My own conversations with employers across a wide range of industries support this thesis. In addition to confirming the known shortage of talent in the STEM fields, they say that the employees who are in greatest demand are those who can work in complex teams and think of all complex systems. Employers are looking for the kind of professional who can lead a team that includes, for example, an engineer, a coder, and a data scientist, effectively understanding all the various roles and coordinating through them.

The right kind of education to foster this kind of “systems thinking” ability has to be both broad and deep; Experience in a single domain will not be enough. For example, Pete McCabe, vice president of Global Services for GE Transportation, recently mentioned that his industry is in need of more “quarterbacks” – in other words, systems of thinkers supervising a team of specialists to solve a common problem. “Knowing how to connect, knowing where to push,” he says. “I would give my left pinky to ten more of those people.”

Similarly, Andrea Cox, from GE’s Aviation Engineering division, describes how his teams could be hundreds of specialists, ranging from materials engineers to designers, all of them thinking of different design elements of the engine. a plane. All of them, however, have to be able to capture the larger effort of keeping a plane in the air. “A design engineer has to understand how a part works,” she notes, “but also how it fits into the design of your module, and then how the module fits into an engine, and how it fits into the engine of an airplane. “

To be sure, in the economy of the future, a typical employee still needs in-depth knowledge of one domain, or more. But how can colleges teach a broader form of systems of thought to tomorrow’s graduates? I think it’s about three key elements: thematic study across disciplines, project-based learning, and experience opportunities. For example, in the university that I lead, students interested in sustainability don’t just study environmental science. Rather, they also take courses that expose them to relevant concepts in engineering, physics, economics, data analysis, health sciences, urban planning, and law – the range of disciplines that you are likely to encounter if you worked in sustainability in the real world.

On the other hand, students taking courses do not consider these topics in silos. Instead, they feature hands-on projects that give students the opportunity to synthesize knowledge in different fields, for example, building biomimetic “robots” that move like sea creatures, and are equipped with sensors that can measure changes in ocean temperature.

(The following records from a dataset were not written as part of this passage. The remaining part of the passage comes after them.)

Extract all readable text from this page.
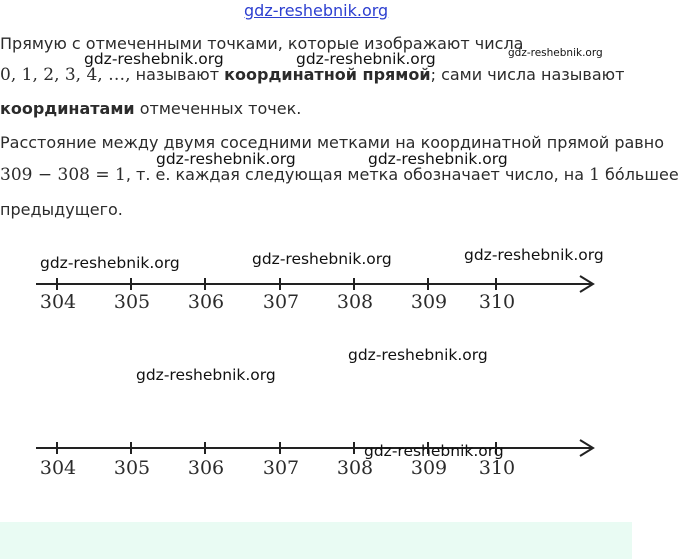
gdz-reshebnik.org
Прямую с отмеченными точками, которые изображают числа
0, 1, 2, 3, 4, …, называют координатной прямой; сами числа называют
координатами отмеченных точек.
Расстояние между двумя соседними метками на координатной прямой равно
309 − 308 = 1, т. е. каждая следующая метка обозначает число, на 1 бо́льшее
предыдущего.
304 305 306 307 308 309 310
304 305 306 307 308 309 310
gdz-reshebnik.org	gdz-reshebnik.org	gdz-reshebnik.org
gdz-reshebnik.org	gdz-reshebnik.org
gdz-reshebnik.org	gdz-reshebnik.org	gdz-reshebnik.org
gdz-reshebnik.org
gdz-reshebnik.org
gdz-reshebnik.org
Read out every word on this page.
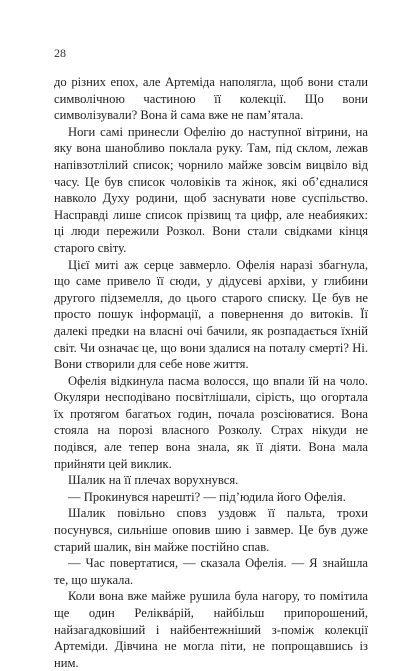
28

до різних епох, але Артеміда наполягла, щоб вони стали символічною частиною її колекції. Що вони символізували? Вона й сама вже не пам’ятала.

Ноги самі принесли Офелію до наступної вітрини, на яку вона шанобливо поклала руку. Там, під склом, лежав напівзотлілий список; чорнило майже зовсім вицвіло від часу. Це був список чоловіків та жінок, які об’єдналися навколо Духу родини, щоб заснувати нове суспільство. Насправді лише список прізвищ та цифр, але неабияких: ці люди пережили Розкол. Вони стали свідками кінця старого світу.

Цієї миті аж серце завмерло. Офелія наразі збагнула, що саме привело її сюди, у дідусеві архіви, у глибини другого підземелля, до цього старого списку. Це був не просто пошук інформації, а повернення до витоків. Її далекі предки на власні очі бачили, як розпадається їхній світ. Чи означає це, що вони здалися на поталу смерті? Ні. Вони створили для себе нове життя.

Офелія відкинула пасма волосся, що впали їй на чоло. Окуляри несподівано посвітлішали, сірість, що огортала їх протягом багатьох годин, почала розсіюватися. Вона стояла на порозі власного Розколу. Страх нікуди не подівся, але тепер вона знала, як її діяти. Вона мала прийняти цей виклик.

Шалик на її плечах ворухнувся.

— Прокинувся нарешті? — підʼюдила його Офелія.

Шалик повільно сповз уздовж її пальта, трохи посунувся, сильніше оповив шию і завмер. Це був дуже старий шалик, він майже постійно спав.

— Час повертатися, — сказала Офелія. — Я знайшла те, що шукала.

Коли вона вже майже рушила була нагору, то помітила ще один Реліквáрій, найбільш припорошений, найзагадковіший і найбентежніший з-поміж колекції Артеміди. Дівчина не могла піти, не попрощавшись із ним.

Finally, experiential learning opportunities, such as internships and cooperatives, can give students the opportunity to apply this synthesis in a field context, with all its nuances and quirks. For example, one of our students recently tested his learning by working in a cooperative with the Panama Canal Authority- where, among other things, he led a project to design and calculate the cost of rainwater harvesting systems to benefit to rural schools within the Canal basin. By requiring her to integrate concepts from engineering, environmental science, economics, and much more, the experience was an immersion in the way of thinking about systems played out in the real world.

In fact, students may need even more than all of this to master the jobs and skill sets that will be the hallmarks of our future economy. That’s because beyond the rise of complex equipment in the workplace, we are also seeing the rise of complex systems architecture in the world around us – in other words, the increasingly complex nexus between hardware, software and humans. Our smartphones are getting more sophisticated, driverless cars will soon be on our roads, and we are seeing the dawn of the Internet of Things.

Ultimately, this highly connected world will usher in a new era of higher education, which focuses on helping students understand in depth with networked systems of people, programs, and machines coming together to make it happen. our role in the workplace.

Like society itself, the job market is increasingly complex. By exposing students to systems thinking, higher education can prepare them to do the systems-oriented work needed for the jobs of tomorrow.